Komunisme melambangkan pertentangan kelas dan penumbangan setiap tata-hidup
yang non-komunis. Pancasila
melambangkan kegotongroyongan serta toleransi. Dan salah satu dari lima sila Pancasila, adalah: Ketuhanan yang Maha Esa, sedangkan Komunisme melambangkan atheisme.

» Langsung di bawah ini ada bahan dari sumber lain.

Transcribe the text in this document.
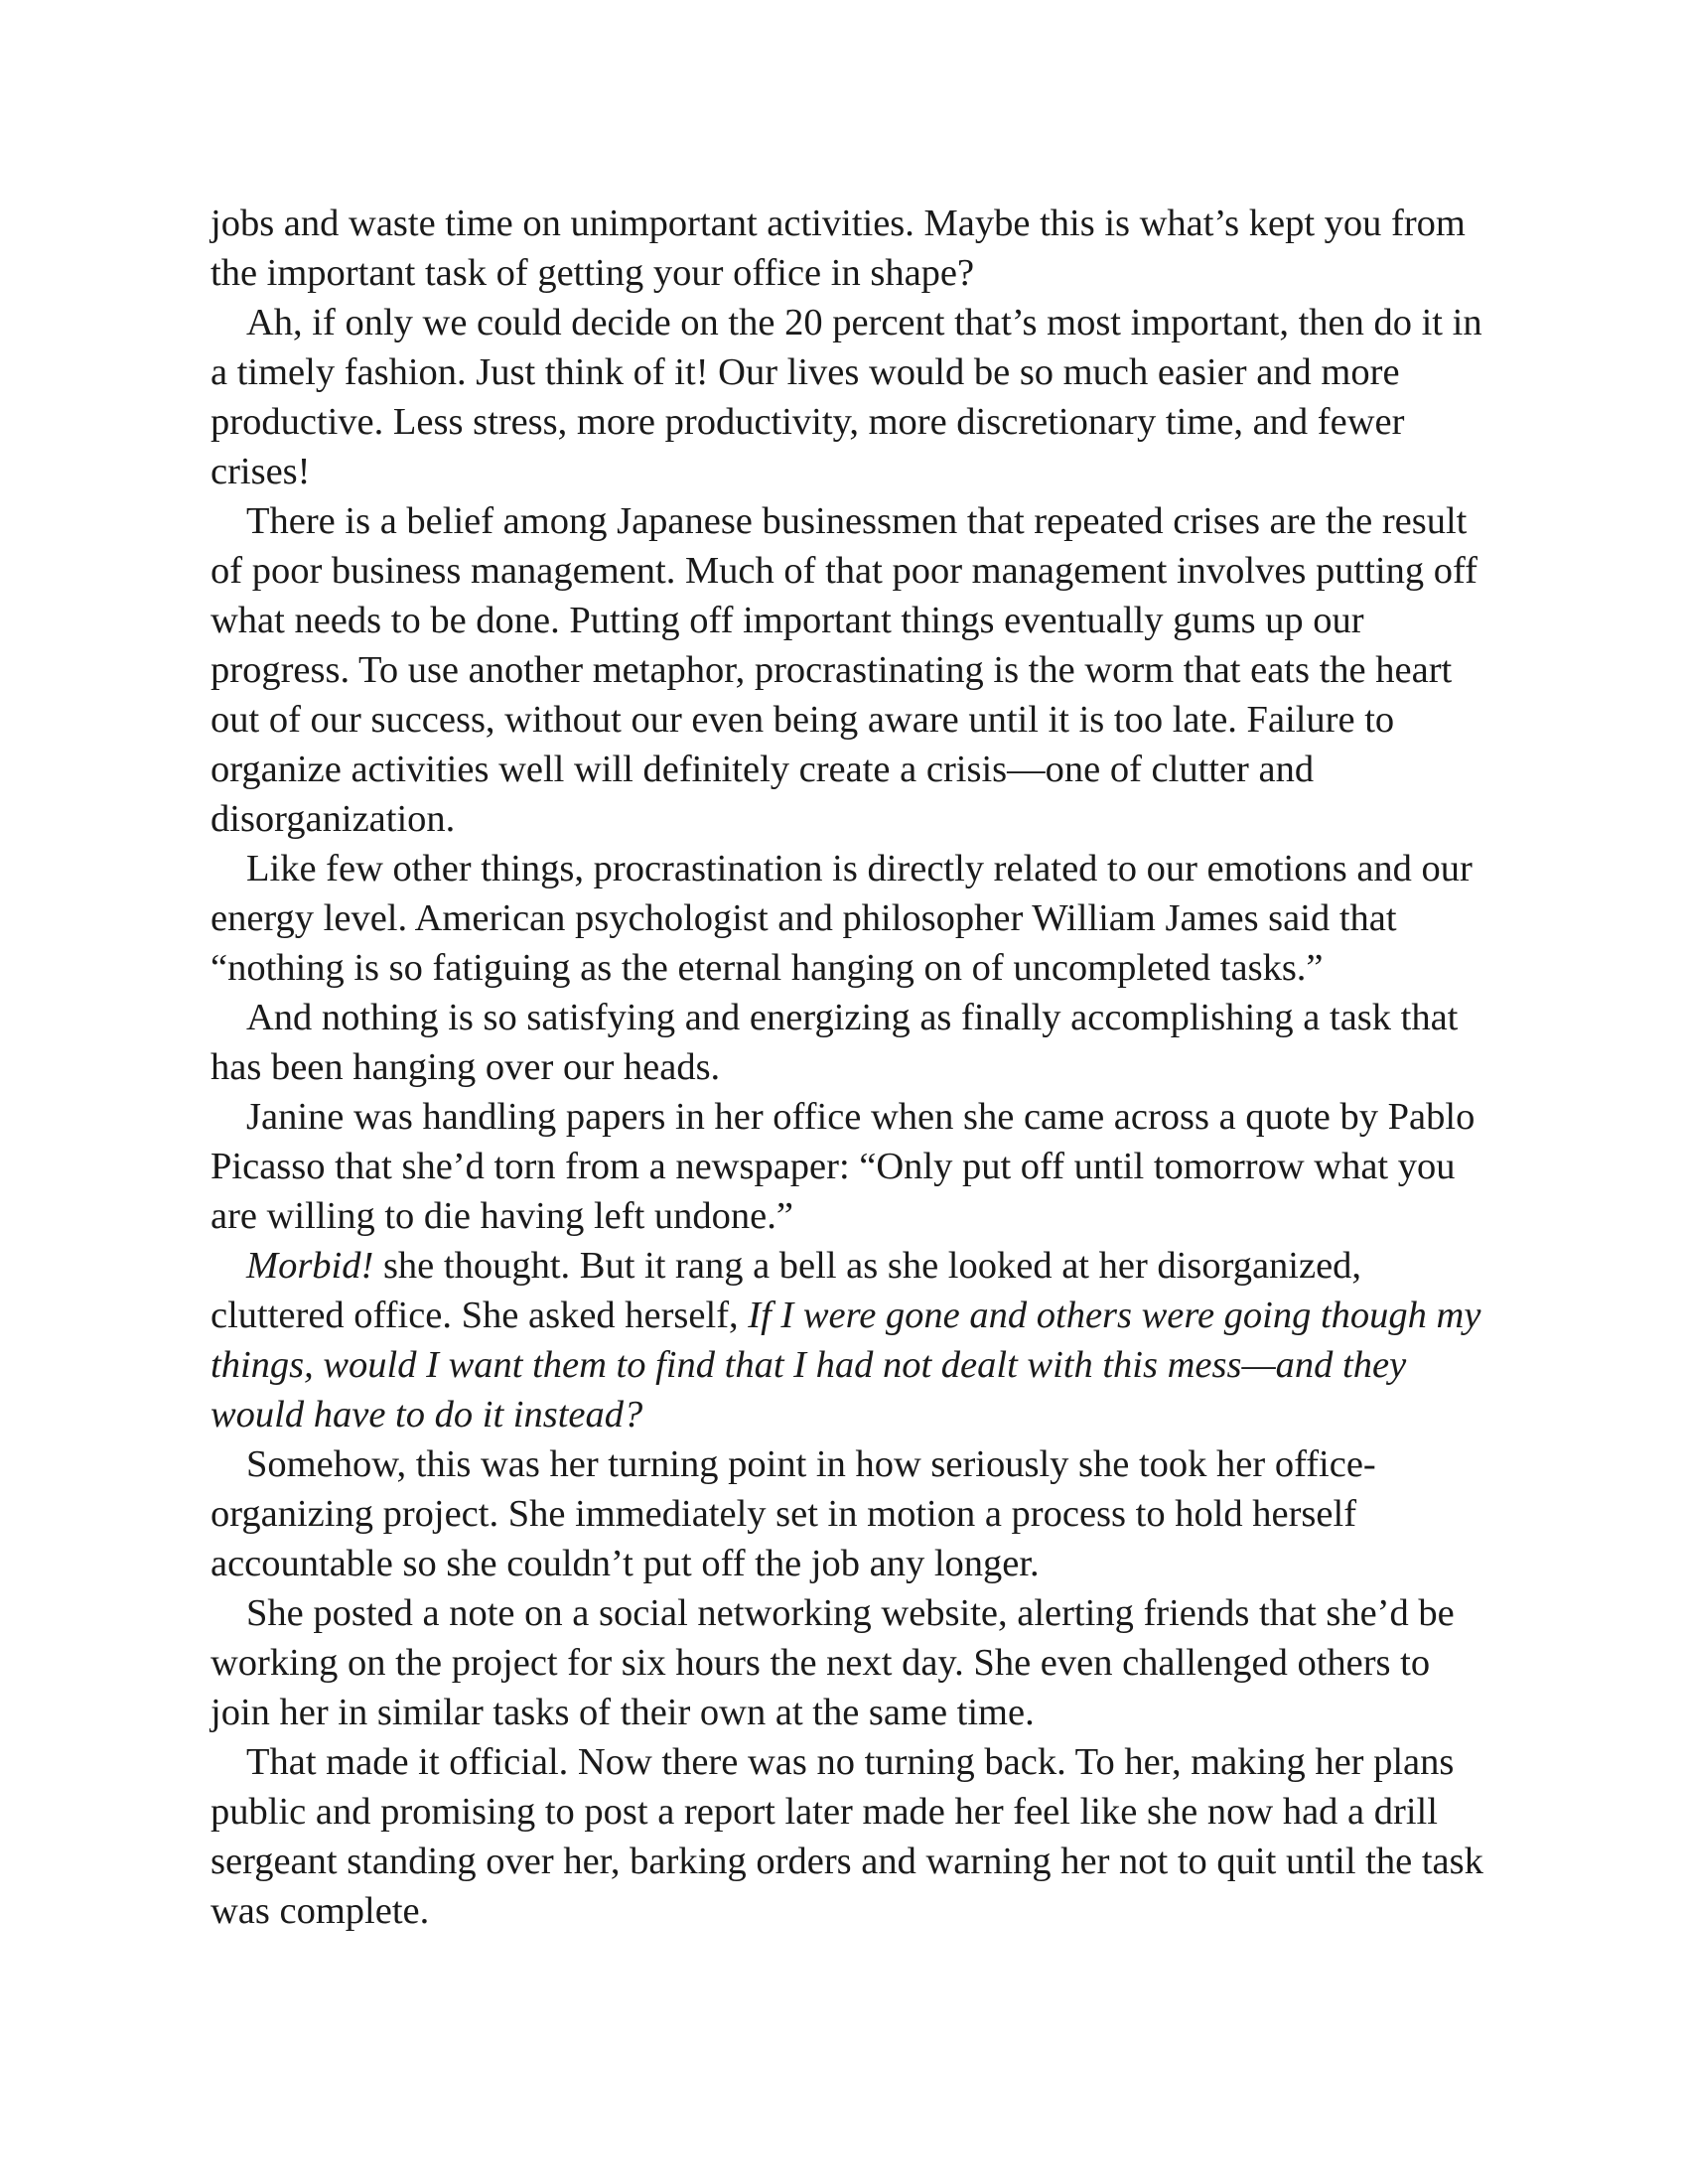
jobs and waste time on unimportant activities. Maybe this is what’s kept you from the important task of getting your office in shape?

Ah, if only we could decide on the 20 percent that’s most important, then do it in a timely fashion. Just think of it! Our lives would be so much easier and more productive. Less stress, more productivity, more discretionary time, and fewer crises!

There is a belief among Japanese businessmen that repeated crises are the result of poor business management. Much of that poor management involves putting off what needs to be done. Putting off important things eventually gums up our progress. To use another metaphor, procrastinating is the worm that eats the heart out of our success, without our even being aware until it is too late. Failure to organize activities well will definitely create a crisis—one of clutter and disorganization.

Like few other things, procrastination is directly related to our emotions and our energy level. American psychologist and philosopher William James said that “nothing is so fatiguing as the eternal hanging on of uncompleted tasks.”

And nothing is so satisfying and energizing as finally accomplishing a task that has been hanging over our heads.

Janine was handling papers in her office when she came across a quote by Pablo Picasso that she’d torn from a newspaper: “Only put off until tomorrow what you are willing to die having left undone.”

Morbid! she thought. But it rang a bell as she looked at her disorganized, cluttered office. She asked herself, If I were gone and others were going though my things, would I want them to find that I had not dealt with this mess—and they would have to do it instead?

Somehow, this was her turning point in how seriously she took her office-organizing project. She immediately set in motion a process to hold herself accountable so she couldn’t put off the job any longer.

She posted a note on a social networking website, alerting friends that she’d be working on the project for six hours the next day. She even challenged others to join her in similar tasks of their own at the same time.

That made it official. Now there was no turning back. To her, making her plans public and promising to post a report later made her feel like she now had a drill sergeant standing over her, barking orders and warning her not to quit until the task was complete.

Pikiran yang selalu menghantui
PKI di bawah pimpinan Aidit, adalah bagaimana menghindari tindakan penumpasan
oleh musuh-musuh mereka yang bersenjata. Mereka merasa, bahwa mereka belum
cukup jauh menyusup ke dalam kalangan-kalangan teratas dari Angkatan Darat. Di
bawah payung perlindungan Presiden Soekarno, mereka bekerja keras untuk
memperbaiki keadaan tersebut. Sudah barang tentu mereka menginginkan, agar
perlindungan Presiden itu dapat berlangsung selama mungkin, supaya mereka
mendapat waktu cukup untuk membenahi kekuatan bersenjata mereka. Walaupun
demikian, mereka tahu bahwa pada suatu ketika, akan datang saatnya kehilangan
perlindungan Presiden Soekarno. Oleh karena itu, mereka harus bersiap-siap
menghadapi masa Pasca-Soekarno. Tugas-pokok pimpinan PKI di masa pra-G-30S,
sebagai nama yang dikenal orang selanjutnya untuk menyebut percobaan kup (coupt), terdiri dari suatu usaha dengan
tiga tujuan:
1. Memperbaiki pengaruh dan kekuasaan mereka di
Angkatan Bersenjata;
2. Bersiap-siap menghadapi saat-saat Presiden
Soekarno tidak berkuasa lagi;
3. Meneruskan usaha menyebarkan pengaruh mereka
di semua sektor masyarakat Indonesia.
Mengenai tugas
yang pertama, pihak PKI sudah cukup puas dengan hanya melakukan kasak-kusuknya
di Angakatan Udara, karena Menteri/Panglima Angkatan Udara Omar Dhani cenderung
bersimpati kepada PKI. Di mata PKI, Angkatan Laut[2]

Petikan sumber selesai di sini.